Worries persist Greece not ready for repeat year of wildfires

23 January 2024

Published by: https://www.thenationalherald.com

GREECE – ATHENS – Deadly wildfires that struck Greece during a record summer heat wave are likely to recur despite a host of new government measures aimed at preventing them, warn environmentalists.

Speaking to The Parliament magazine, Pavlos Georgiadis – an international biodiversity and ecosystem restoration expert and Kostis Grimanis, an Athens-based climate and energy campaigner at Greenpeace said that climate change forecasts for 2024 are especially worrisome for Greece.

https://www.theparliamentmagazine.eu/news/article/greece-wildfires-climate-change-europe

“Reports make mention of an up to 1.4C increase in the Earth’s temperature. If true, this will have devastating consequences for the Mediterranean, which is often referred to as a climate change hotspot and is warming 20 per cent faster than the global average,” Grimanis said.
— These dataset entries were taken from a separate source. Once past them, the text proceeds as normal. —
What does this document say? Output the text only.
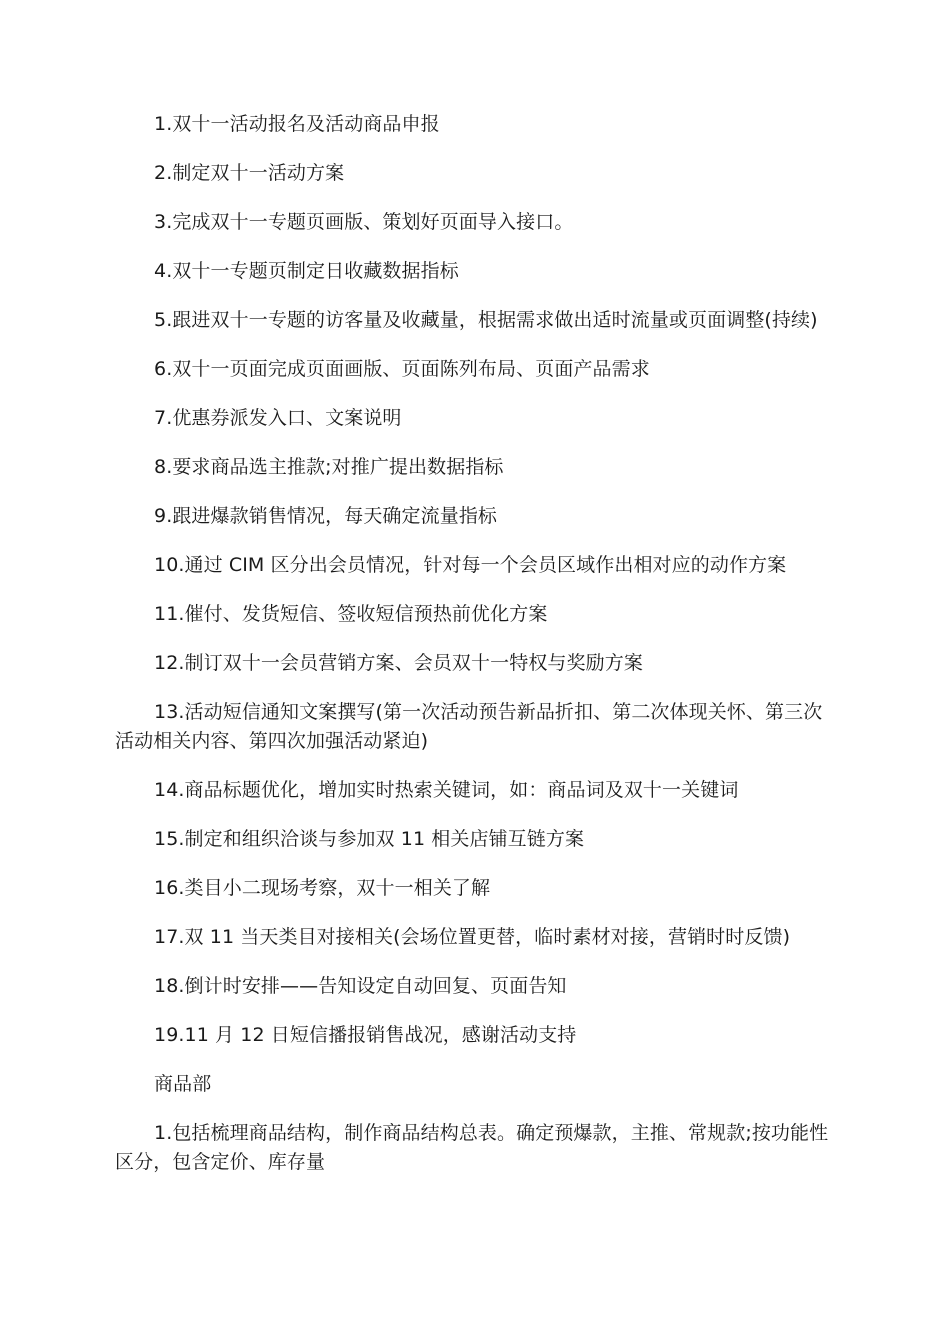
1.双十一活动报名及活动商品申报

2.制定双十一活动方案

3.完成双十一专题页画版、策划好页面导入接口。

4.双十一专题页制定日收藏数据指标

5.跟进双十一专题的访客量及收藏量，根据需求做出适时流量或页面调整(持续)

6.双十一页面完成页面画版、页面陈列布局、页面产品需求

7.优惠券派发入口、文案说明

8.要求商品选主推款;对推广提出数据指标

9.跟进爆款销售情况，每天确定流量指标

10.通过 CIM 区分出会员情况，针对每一个会员区域作出相对应的动作方案

11.催付、发货短信、签收短信预热前优化方案

12.制订双十一会员营销方案、会员双十一特权与奖励方案

13.活动短信通知文案撰写(第一次活动预告新品折扣、第二次体现关怀、第三次活动相关内容、第四次加强活动紧迫)

14.商品标题优化，增加实时热索关键词，如：商品词及双十一关键词

15.制定和组织洽谈与参加双 11 相关店铺互链方案

16.类目小二现场考察，双十一相关了解

17.双 11 当天类目对接相关(会场位置更替，临时素材对接，营销时时反馈)

18.倒计时安排——告知设定自动回复、页面告知

19.11 月 12 日短信播报销售战况，感谢活动支持

商品部

1.包括梳理商品结构，制作商品结构总表。确定预爆款，主推、常规款;按功能性区分，包含定价、库存量
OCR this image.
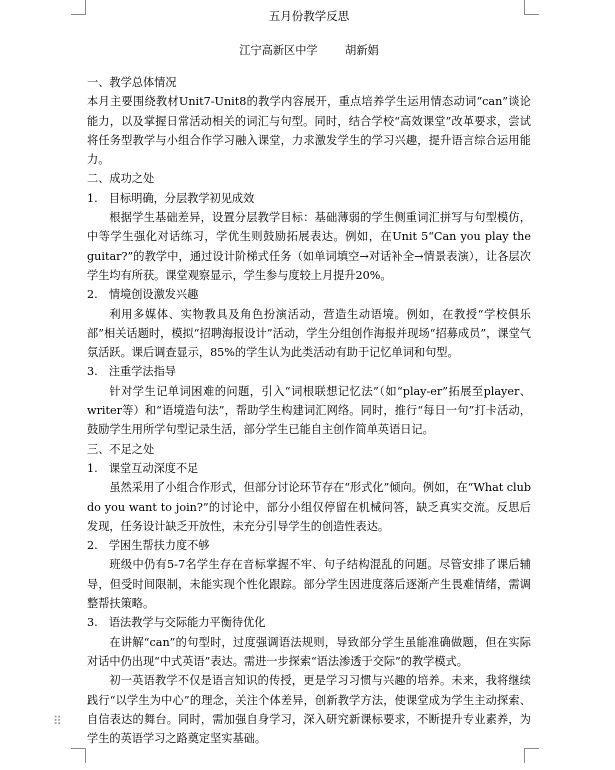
⠿
五月份教学反思
江宁高新区中学 胡新娟

一、教学总体情况

本月主要围绕教材Unit7-Unit8的教学内容展开，重点培养学生运用情态动词“can”谈论能力，以及掌握日常活动相关的词汇与句型。同时，结合学校“高效课堂”改革要求，尝试将任务型教学与小组合作学习融入课堂，力求激发学生的学习兴趣，提升语言综合运用能力。

二、成功之处

1.　目标明确，分层教学初见成效

根据学生基础差异，设置分层教学目标：基础薄弱的学生侧重词汇拼写与句型模仿，中等学生强化对话练习，学优生则鼓励拓展表达。例如，在Unit 5“Can you play the guitar?”的教学中，通过设计阶梯式任务（如单词填空→对话补全→情景表演），让各层次学生均有所获。课堂观察显示，学生参与度较上月提升20%。

2.　情境创设激发兴趣

利用多媒体、实物教具及角色扮演活动，营造生动语境。例如，在教授“学校俱乐部”相关话题时，模拟“招聘海报设计”活动，学生分组创作海报并现场“招募成员”，课堂气氛活跃。课后调查显示，85%的学生认为此类活动有助于记忆单词和句型。

3.　注重学法指导

针对学生记单词困难的问题，引入“词根联想记忆法”（如“play-er”拓展至player、writer等）和“语境造句法”，帮助学生构建词汇网络。同时，推行“每日一句”打卡活动，鼓励学生用所学句型记录生活，部分学生已能自主创作简单英语日记。

三、不足之处

1.　课堂互动深度不足

虽然采用了小组合作形式，但部分讨论环节存在“形式化”倾向。例如，在“What club do you want to join?”的讨论中，部分小组仅停留在机械问答，缺乏真实交流。反思后发现，任务设计缺乏开放性，未充分引导学生的创造性表达。

2.　学困生帮扶力度不够

班级中仍有5-7名学生存在音标掌握不牢、句子结构混乱的问题。尽管安排了课后辅导，但受时间限制，未能实现个性化跟踪。部分学生因进度落后逐渐产生畏难情绪，需调整帮扶策略。

3.　语法教学与交际能力平衡待优化

在讲解“can”的句型时，过度强调语法规则，导致部分学生虽能准确做题，但在实际对话中仍出现“中式英语”表达。需进一步探索“语法渗透于交际”的教学模式。

初一英语教学不仅是语言知识的传授，更是学习习惯与兴趣的培养。未来，我将继续践行“以学生为中心”的理念，关注个体差异，创新教学方法，使课堂成为学生主动探索、自信表达的舞台。同时，需加强自身学习，深入研究新课标要求，不断提升专业素养，为学生的英语学习之路奠定坚实基础。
In 2023 a fire broke out two kilometers (1.2 miles) away from his house on the island of Zakynthos.

The 2023 fires destroyed more than 96,000 hectares (237,221 acres) killed at least 20 people and devastated the Dadia National Forest near the border with Turkey, with refugees among the victims.

There were fires around Athens and the islands of Corfu and Rhodes, where 19,000 tourists had to flee and complained of a lax response from the government while praising locals for helping them.

The European Union and other countries were pressed in action for what was said to be the biggest operation the bloc had ever conducted in firefighting and aiding beleaguered Greek fire crews and water-dropping aircraft.

“Nothing has happened in the direction of establishing a credible plan for climate adaptation or forest fire prevention, so I would not expect that, through some magical way, we are in any way protected from a new blaze,” Georgiadis said.

After the fires, Prime Minister Kyriakos Mitsotakis, whose New Democracy government had already bolstered firefighting crews and added aircraft – but blamed for not ensuring municipalities had clear forests of dry mass – announced a range of measures to detect and fight wildfires.

They include placing temperature measurement sensors and cameras on archaeological sites and in high-risk forests, recruiting 1,000 firefighters and 500 foresters, and the reforestation of 165,000 acres in the next two years.

“In the absence of a comprehensive climate adaptation policy, the Greek government is introducing piecemeal interventions, framing them as a war against nature – a battle it is likely to lose,” Georgiadis said.

“This strategy falls short of providing a systematic solution for long-term fire prevention and the prevention of desertification in Greece,” he said, although the government also set up a commission to deal with forests near the Evros River border with Turkey aimed at regenerating the forests and to attract tourists.

But Georgiadis is skeptical and said of the 16 members only two are natural scientists with any expertise in dealing with the problems and ideas for mitigation and solutions..

“All of them are connected to the government party; this is how things go in Greece,” he said. No restoration ecologists or wildlife biologists are represented – and no locals are involved.